30 Mayıs 2013 08:33
Nisa Ceyhan

İşçilerin, işverenlerin zorbalığı altında nasıl sömürüldüğünü ve mücadeleleri karşısında patronun tutumunu anlatmakta kitap.
Kitapta işverenlerin masa başından emir verip, işin nasıl yapılacağına dair hiçbir bilgisi olmadan işçileri nasıl sömürdüğünü ve mücadelenin nasıl yok edilmeye çalışıldığını görüyoruz.

VE ONURLU BİR MÜCADELE

Patronlara karşı işçilerin birlik olup, uzun ve sağlam temeller üzerine kurulu bir direnişin ardından patronu nasıl nakavt ettiklerine, işçilerin haklarının ve güçlerinin farkına varmaları halinde patronu ve sistemi nasıl yıktıklarına şahit oluyoruz. İşte bu kitap tam da bu gücü ve etkisini anlatırken ne, nerede, nasıla cevap veriyor.

Harun Özkan anlatıyor:
“Karşı taraftaki işyerinde bizim bir arkadaşımızın kafası tezgâhın arasında kalmıştı. Yani o tezgâhın her vuruşu yarım tonluk. Şuan anlatırken bile insanın tüyleri diken diken oluyor. Kafası tezgâhın arasında kalmış, orada can çekişiyordu. Dışarı çıkardılar arkadaşımızı. Kapının önünde bir patron var. Diğer fabrikanın patronu. İşçiler patrona dediler ki:
“Şu adamı hastaneye yetiştirelim başka araba yok.”
İşçilerin hepsi telaşlı. Patron sakin sakin umursamadan:  
“Arabanın koltuğuna kan bulaşır. Şuradaki nakliye arabasına atın götürün” dedi. O anda işçiler telaştan bunu fark edemediler. Nakliye arabasının arkasına, yani bir çuval parçası gibi atıldı. Arkadaşımız hastaneye gidemeden can verdi.”

Ve bu olaya karşı patronlar bu kazaların işçilerin dikkatsizliğinden ve ihmalkarlığından olduğunu savunuyorlar.
20 bin dokuma işçisinin 30 gün boyunca 540 atölyede sürdürdüğü direniş, patronların, devleti, malum medyayı ve tüm entrikaları devreye sokmalarına rağmen dize gelmeleriyle sonuçlandı.

Direnişi örgütlerken işçi basınını, günlük gazeteyi bir araç olarak kullanmaları ise başarının anahtarıdır. İşçi basını hem onların direnişini duyurup kamuoyu yaratıyor hem de direnişteki işçilere güç veriyordu. Gelen destek mektuplarıyla mücadelelerine olan inançlarını nasıl koruduklarını göreceksiniz.

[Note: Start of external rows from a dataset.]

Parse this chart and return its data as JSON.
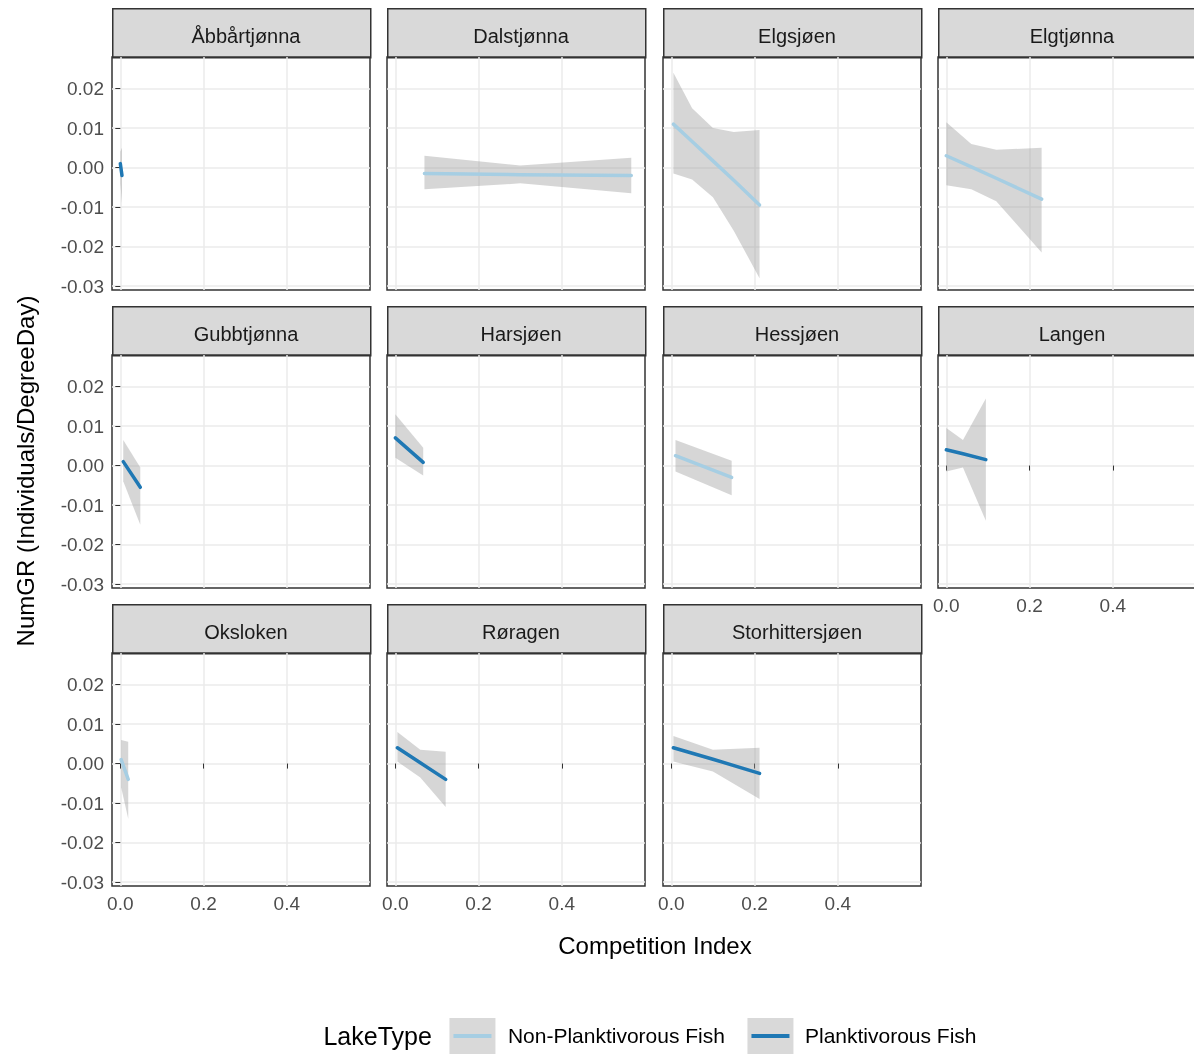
{
  "chart_data": [
    {
      "type": "line",
      "title": "Åbbårtjønna",
      "tick_labels": "y",
      "grid": true,
      "marker": "none",
      "line_style": "solid",
      "xlim": [
        -0.02,
        0.6
      ],
      "ylim": [
        -0.031,
        0.028
      ],
      "xticks": [
        {
          "value": 0,
          "label": null
        },
        {
          "value": 0.2,
          "label": null
        },
        {
          "value": 0.4,
          "label": null
        }
      ],
      "yticks": [
        {
          "value": -0.03,
          "label": "-0.03"
        },
        {
          "value": -0.02,
          "label": "-0.02"
        },
        {
          "value": -0.01,
          "label": "-0.01"
        },
        {
          "value": 0,
          "label": "0.00"
        },
        {
          "value": 0.01,
          "label": "0.01"
        },
        {
          "value": 0.02,
          "label": "0.02"
        }
      ],
      "series": [
        {
          "name": "Planktivorous Fish",
          "color": "#1f78b4",
          "x": [
            0.0,
            0.004
          ],
          "values": [
            0.001,
            -0.002
          ],
          "lower": [
            -0.004,
            -0.009
          ],
          "upper": [
            0.004,
            0.005
          ]
        }
      ]
    },
    {
      "type": "line",
      "title": "Dalstjønna",
      "tick_labels": false,
      "grid": true,
      "marker": "none",
      "line_style": "solid",
      "xlim": [
        -0.02,
        0.6
      ],
      "ylim": [
        -0.031,
        0.028
      ],
      "xticks": [
        {
          "value": 0,
          "label": null
        },
        {
          "value": 0.2,
          "label": null
        },
        {
          "value": 0.4,
          "label": null
        }
      ],
      "yticks": [
        {
          "value": -0.03,
          "label": null
        },
        {
          "value": -0.02,
          "label": null
        },
        {
          "value": -0.01,
          "label": null
        },
        {
          "value": 0,
          "label": null
        },
        {
          "value": 0.01,
          "label": null
        },
        {
          "value": 0.02,
          "label": null
        }
      ],
      "series": [
        {
          "name": "Non-Planktivorous Fish",
          "color": "#a6cee3",
          "x": [
            0.07,
            0.3,
            0.567
          ],
          "values": [
            -0.0015,
            -0.0018,
            -0.002
          ],
          "lower": [
            -0.0055,
            -0.004,
            -0.0065
          ],
          "upper": [
            0.003,
            0.0005,
            0.0025
          ]
        }
      ]
    },
    {
      "type": "line",
      "title": "Elgsjøen",
      "tick_labels": false,
      "grid": true,
      "marker": "none",
      "line_style": "solid",
      "xlim": [
        -0.02,
        0.6
      ],
      "ylim": [
        -0.031,
        0.028
      ],
      "xticks": [
        {
          "value": 0,
          "label": null
        },
        {
          "value": 0.2,
          "label": null
        },
        {
          "value": 0.4,
          "label": null
        }
      ],
      "yticks": [
        {
          "value": -0.03,
          "label": null
        },
        {
          "value": -0.02,
          "label": null
        },
        {
          "value": -0.01,
          "label": null
        },
        {
          "value": 0,
          "label": null
        },
        {
          "value": 0.01,
          "label": null
        },
        {
          "value": 0.02,
          "label": null
        }
      ],
      "series": [
        {
          "name": "Non-Planktivorous Fish",
          "color": "#a6cee3",
          "x": [
            0.005,
            0.05,
            0.1,
            0.15,
            0.212
          ],
          "values": [
            0.011,
            0.0066,
            0.0017,
            -0.0032,
            -0.0095
          ],
          "lower": [
            -0.0015,
            -0.003,
            -0.0075,
            -0.016,
            -0.028
          ],
          "upper": [
            0.024,
            0.015,
            0.01,
            0.009,
            0.0095
          ]
        }
      ]
    },
    {
      "type": "line",
      "title": "Elgtjønna",
      "tick_labels": false,
      "grid": true,
      "marker": "none",
      "line_style": "solid",
      "xlim": [
        -0.02,
        0.6
      ],
      "ylim": [
        -0.031,
        0.028
      ],
      "xticks": [
        {
          "value": 0,
          "label": null
        },
        {
          "value": 0.2,
          "label": null
        },
        {
          "value": 0.4,
          "label": null
        }
      ],
      "yticks": [
        {
          "value": -0.03,
          "label": null
        },
        {
          "value": -0.02,
          "label": null
        },
        {
          "value": -0.01,
          "label": null
        },
        {
          "value": 0,
          "label": null
        },
        {
          "value": 0.01,
          "label": null
        },
        {
          "value": 0.02,
          "label": null
        }
      ],
      "series": [
        {
          "name": "Non-Planktivorous Fish",
          "color": "#a6cee3",
          "x": [
            0.0,
            0.06,
            0.12,
            0.229
          ],
          "values": [
            0.003,
            0.0002,
            -0.0027,
            -0.008
          ],
          "lower": [
            -0.0045,
            -0.0055,
            -0.0085,
            -0.0215
          ],
          "upper": [
            0.0115,
            0.006,
            0.0045,
            0.005
          ]
        }
      ]
    },
    {
      "type": "line",
      "title": "Gubbtjønna",
      "tick_labels": "y",
      "ylabel": "NumGR (Individuals/DegreeDay)",
      "grid": true,
      "marker": "none",
      "line_style": "solid",
      "xlim": [
        -0.02,
        0.6
      ],
      "ylim": [
        -0.031,
        0.028
      ],
      "xticks": [
        {
          "value": 0,
          "label": null
        },
        {
          "value": 0.2,
          "label": null
        },
        {
          "value": 0.4,
          "label": null
        }
      ],
      "yticks": [
        {
          "value": -0.03,
          "label": "-0.03"
        },
        {
          "value": -0.02,
          "label": "-0.02"
        },
        {
          "value": -0.01,
          "label": "-0.01"
        },
        {
          "value": 0,
          "label": "0.00"
        },
        {
          "value": 0.01,
          "label": "0.01"
        },
        {
          "value": 0.02,
          "label": "0.02"
        }
      ],
      "series": [
        {
          "name": "Planktivorous Fish",
          "color": "#1f78b4",
          "x": [
            0.007,
            0.048
          ],
          "values": [
            0.001,
            -0.0055
          ],
          "lower": [
            -0.004,
            -0.015
          ],
          "upper": [
            0.0065,
            -0.0005
          ]
        }
      ]
    },
    {
      "type": "line",
      "title": "Harsjøen",
      "tick_labels": false,
      "grid": true,
      "marker": "none",
      "line_style": "solid",
      "xlim": [
        -0.02,
        0.6
      ],
      "ylim": [
        -0.031,
        0.028
      ],
      "xticks": [
        {
          "value": 0,
          "label": null
        },
        {
          "value": 0.2,
          "label": null
        },
        {
          "value": 0.4,
          "label": null
        }
      ],
      "yticks": [
        {
          "value": -0.03,
          "label": null
        },
        {
          "value": -0.02,
          "label": null
        },
        {
          "value": -0.01,
          "label": null
        },
        {
          "value": 0,
          "label": null
        },
        {
          "value": 0.01,
          "label": null
        },
        {
          "value": 0.02,
          "label": null
        }
      ],
      "series": [
        {
          "name": "Planktivorous Fish",
          "color": "#1f78b4",
          "x": [
            0.0,
            0.067
          ],
          "values": [
            0.007,
            0.0008
          ],
          "lower": [
            0.002,
            -0.0025
          ],
          "upper": [
            0.013,
            0.0045
          ]
        }
      ]
    },
    {
      "type": "line",
      "title": "Hessjøen",
      "tick_labels": false,
      "grid": true,
      "marker": "none",
      "line_style": "solid",
      "xlim": [
        -0.02,
        0.6
      ],
      "ylim": [
        -0.031,
        0.028
      ],
      "xticks": [
        {
          "value": 0,
          "label": null
        },
        {
          "value": 0.2,
          "label": null
        },
        {
          "value": 0.4,
          "label": null
        }
      ],
      "yticks": [
        {
          "value": -0.03,
          "label": null
        },
        {
          "value": -0.02,
          "label": null
        },
        {
          "value": -0.01,
          "label": null
        },
        {
          "value": 0,
          "label": null
        },
        {
          "value": 0.01,
          "label": null
        },
        {
          "value": 0.02,
          "label": null
        }
      ],
      "series": [
        {
          "name": "Non-Planktivorous Fish",
          "color": "#a6cee3",
          "x": [
            0.01,
            0.145
          ],
          "values": [
            0.0025,
            -0.003
          ],
          "lower": [
            -0.0015,
            -0.0075
          ],
          "upper": [
            0.0065,
            0.0012
          ]
        }
      ]
    },
    {
      "type": "line",
      "title": "Langen",
      "tick_labels": "x",
      "grid": true,
      "marker": "none",
      "line_style": "solid",
      "xlim": [
        -0.02,
        0.6
      ],
      "ylim": [
        -0.031,
        0.028
      ],
      "xticks": [
        {
          "value": 0,
          "label": "0.0"
        },
        {
          "value": 0.2,
          "label": "0.2"
        },
        {
          "value": 0.4,
          "label": "0.4"
        }
      ],
      "yticks": [
        {
          "value": -0.03,
          "label": null
        },
        {
          "value": -0.02,
          "label": null
        },
        {
          "value": -0.01,
          "label": null
        },
        {
          "value": 0,
          "label": null
        },
        {
          "value": 0.01,
          "label": null
        },
        {
          "value": 0.02,
          "label": null
        }
      ],
      "series": [
        {
          "name": "Planktivorous Fish",
          "color": "#1f78b4",
          "x": [
            0.0,
            0.04,
            0.095
          ],
          "values": [
            0.004,
            0.003,
            0.0015
          ],
          "lower": [
            -0.0015,
            -0.0005,
            -0.014
          ],
          "upper": [
            0.0095,
            0.0065,
            0.017
          ]
        }
      ]
    },
    {
      "type": "line",
      "title": "Oksloken",
      "grid": true,
      "marker": "none",
      "line_style": "solid",
      "xlim": [
        -0.02,
        0.6
      ],
      "ylim": [
        -0.031,
        0.028
      ],
      "xticks": [
        {
          "value": 0,
          "label": "0.0"
        },
        {
          "value": 0.2,
          "label": "0.2"
        },
        {
          "value": 0.4,
          "label": "0.4"
        }
      ],
      "yticks": [
        {
          "value": -0.03,
          "label": "-0.03"
        },
        {
          "value": -0.02,
          "label": "-0.02"
        },
        {
          "value": -0.01,
          "label": "-0.01"
        },
        {
          "value": 0,
          "label": "0.00"
        },
        {
          "value": 0.01,
          "label": "0.01"
        },
        {
          "value": 0.02,
          "label": "0.02"
        }
      ],
      "series": [
        {
          "name": "Non-Planktivorous Fish",
          "color": "#a6cee3",
          "x": [
            0.002,
            0.019
          ],
          "values": [
            0.001,
            -0.004
          ],
          "lower": [
            -0.006,
            -0.014
          ],
          "upper": [
            0.006,
            0.0055
          ]
        }
      ]
    },
    {
      "type": "line",
      "title": "Røragen",
      "tick_labels": "x",
      "grid": true,
      "marker": "none",
      "line_style": "solid",
      "xlim": [
        -0.02,
        0.6
      ],
      "ylim": [
        -0.031,
        0.028
      ],
      "xticks": [
        {
          "value": 0,
          "label": "0.0"
        },
        {
          "value": 0.2,
          "label": "0.2"
        },
        {
          "value": 0.4,
          "label": "0.4"
        }
      ],
      "yticks": [
        {
          "value": -0.03,
          "label": null
        },
        {
          "value": -0.02,
          "label": null
        },
        {
          "value": -0.01,
          "label": null
        },
        {
          "value": 0,
          "label": null
        },
        {
          "value": 0.01,
          "label": null
        },
        {
          "value": 0.02,
          "label": null
        }
      ],
      "series": [
        {
          "name": "Planktivorous Fish",
          "color": "#1f78b4",
          "x": [
            0.005,
            0.06,
            0.121
          ],
          "values": [
            0.004,
            0.0002,
            -0.004
          ],
          "lower": [
            0.0005,
            -0.0035,
            -0.011
          ],
          "upper": [
            0.008,
            0.0035,
            0.003
          ]
        }
      ]
    },
    {
      "type": "line",
      "title": "Storhittersjøen",
      "xlabel": "Competition Index",
      "legend": "bottom",
      "legend_title": "LakeType",
      "tick_labels": "x",
      "grid": true,
      "marker": "none",
      "line_style": "solid",
      "xlim": [
        -0.02,
        0.6
      ],
      "ylim": [
        -0.031,
        0.028
      ],
      "xticks": [
        {
          "value": 0,
          "label": "0.0"
        },
        {
          "value": 0.2,
          "label": "0.2"
        },
        {
          "value": 0.4,
          "label": "0.4"
        }
      ],
      "yticks": [
        {
          "value": -0.03,
          "label": null
        },
        {
          "value": -0.02,
          "label": null
        },
        {
          "value": -0.01,
          "label": null
        },
        {
          "value": 0,
          "label": null
        },
        {
          "value": 0.01,
          "label": null
        },
        {
          "value": 0.02,
          "label": null
        }
      ],
      "series": [
        {
          "name": "Planktivorous Fish",
          "color": "#1f78b4",
          "x": [
            0.005,
            0.1,
            0.212
          ],
          "values": [
            0.004,
            0.0011,
            -0.0025
          ],
          "lower": [
            0.0005,
            -0.002,
            -0.009
          ],
          "upper": [
            0.007,
            0.0035,
            0.004
          ]
        }
      ]
    }
  ]
}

Bölücü ve eşitsizlik üzerine kurulan bir düzen! İşçilerin örgütlenip mücadelesi üzerine yıkılan gerici sistem…
Gerçekten nereden nereye dedirten bir kitap. Haklarından haberi bile olmayan işçilerin gösterdikleri ilerleme azim ve kararlılık beni çok etkiledi. Örgütlü hareket etmenin önemini kavramak istiyorsanız ve işçi sınıfının örgütlü mücadelesinin değiştirici, dönüştürücü gücünü net bir şekilde görmek istiyorsanız bu kitabı tavsiye ederim.


SOKAKLARDAN SAYFALARA DOKUMA İŞÇİLERİ

Direnişi Nasıl Dokuduk ileri yaştaki Şerif Usta’nın gelişmeler karşısındaki mutluluğunu ve örgüt sıcaklığından duyduğu hazzı; “sanayide bana Maça Vakkas derler” diyen enerji ve öfke dolu İşçi Vakkas’ın çabasını; Mikail halfenin ‘Talebe Ali’nin teşvikiyle bir işçi toplantısında ilk defa konuşmasını ve heyecanını bulacaksınız.

Henüz okuma çağındaki çocuk işçilerin dramını; gözaltına alınan ve karakolda yapılan aramada cebinde ‘milliyetçi’ partinin rozeti çıktı diye “senin bunların içinde ne işin var” denilerek polisçe dövülen dokumacı Şükrü halfenin şaşkınlığını; dokumacı çırağı Salih’in ve onlarca işçinin hayatını gözünüzün önüne getireceksiniz. Çay ocağı işleten eski dokumacı halfesi Balık Hüseyin’in direnişteki yerini, Dokuma İşçileri Derneği başkanlığına kadar uzanan öyküsünü okuyacaksınız.